Logh a transformé ses chansons en pures sucreries suaves et discrètes, presque calfeutrées, faisant tomber la fièvre mais hypnotisant rapidement. Dès lors la communion devenait d'autant plus intense et fusionnelle, que l'accès au groupe était difficile, les chansons réclamant peu de ressorts dynamiques, et un tempo tranquille, voire triste. Mais cette mélancolie était d'autant magnifiée que les Suédois s'employaient à minimiser au plus leur expression corporelle, se contentant de faire surgir au-delà d'eux toute l'authenticité de leur discours. Cet effort de se placer sur le devant d'une scène avec une honnêteté honorable, qui équivaut à une mise à nue, renvoie à vouloir s'ériger en contrefort d'un monde qui lui, bouge sans cesse, sans prendre la peine de s'arrêter et de réfléchir sur lui-même, occultant au passage, bon nombre d'émotions qui sont oublié en chemin, mais que Logh, lui, ramasse et collectionne.

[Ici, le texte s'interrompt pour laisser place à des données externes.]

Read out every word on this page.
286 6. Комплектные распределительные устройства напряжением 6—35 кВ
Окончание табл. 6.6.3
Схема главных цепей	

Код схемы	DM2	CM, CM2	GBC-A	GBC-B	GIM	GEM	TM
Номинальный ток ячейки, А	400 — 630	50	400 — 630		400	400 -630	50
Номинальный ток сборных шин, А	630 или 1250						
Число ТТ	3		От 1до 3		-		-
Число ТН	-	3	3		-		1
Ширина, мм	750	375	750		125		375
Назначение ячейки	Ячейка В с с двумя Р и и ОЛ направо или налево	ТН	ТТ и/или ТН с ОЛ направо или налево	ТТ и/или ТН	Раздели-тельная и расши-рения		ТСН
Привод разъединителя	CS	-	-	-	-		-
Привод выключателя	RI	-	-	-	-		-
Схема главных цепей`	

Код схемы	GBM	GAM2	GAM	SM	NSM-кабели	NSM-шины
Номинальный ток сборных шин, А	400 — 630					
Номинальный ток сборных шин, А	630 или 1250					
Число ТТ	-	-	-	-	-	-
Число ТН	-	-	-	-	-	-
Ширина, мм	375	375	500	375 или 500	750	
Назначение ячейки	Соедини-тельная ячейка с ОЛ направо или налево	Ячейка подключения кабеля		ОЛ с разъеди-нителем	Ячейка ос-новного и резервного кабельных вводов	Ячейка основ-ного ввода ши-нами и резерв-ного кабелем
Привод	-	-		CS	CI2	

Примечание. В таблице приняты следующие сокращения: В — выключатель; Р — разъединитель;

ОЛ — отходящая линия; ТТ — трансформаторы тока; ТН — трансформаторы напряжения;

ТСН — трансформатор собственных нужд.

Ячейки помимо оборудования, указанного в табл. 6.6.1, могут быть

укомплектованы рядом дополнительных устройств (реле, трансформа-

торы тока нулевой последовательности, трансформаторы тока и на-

On est dès lors gagné, pour peu qu'on désire faire le premier pas, par une tristesse ambiante, une sorte de douce mélancolie rêvasseuse, qui flâne et prend le temps d'étirer ses propos, sans en faire trop ("Saturday Nightmare" et son piano angélique), sans vouloir imposer quoi que ce soit, sans vouloir convaincre, mais juste proposer ("Death To My Hometown", quasi-tragique, malgré le recours minimal à une guitare sèche). D'ailleurs, Marco Hilden, qui ne sentait pas l'humeur du soir, peu propice à s'engager dans un déballage prolixe, préféra regarder le groupe de loin, ce qui se traduisit par des chansons jouées sans batteur. L'absence de rythme de caisse renforça cette impression que le groupe préféra baisser les tendances tempétueuses habituelles, pour un confort qui permettait de faire tomber les murs, et de mettre en lumière la profonde tristesse qui imprègne les morceaux, ou plutôt l'identité du groupe.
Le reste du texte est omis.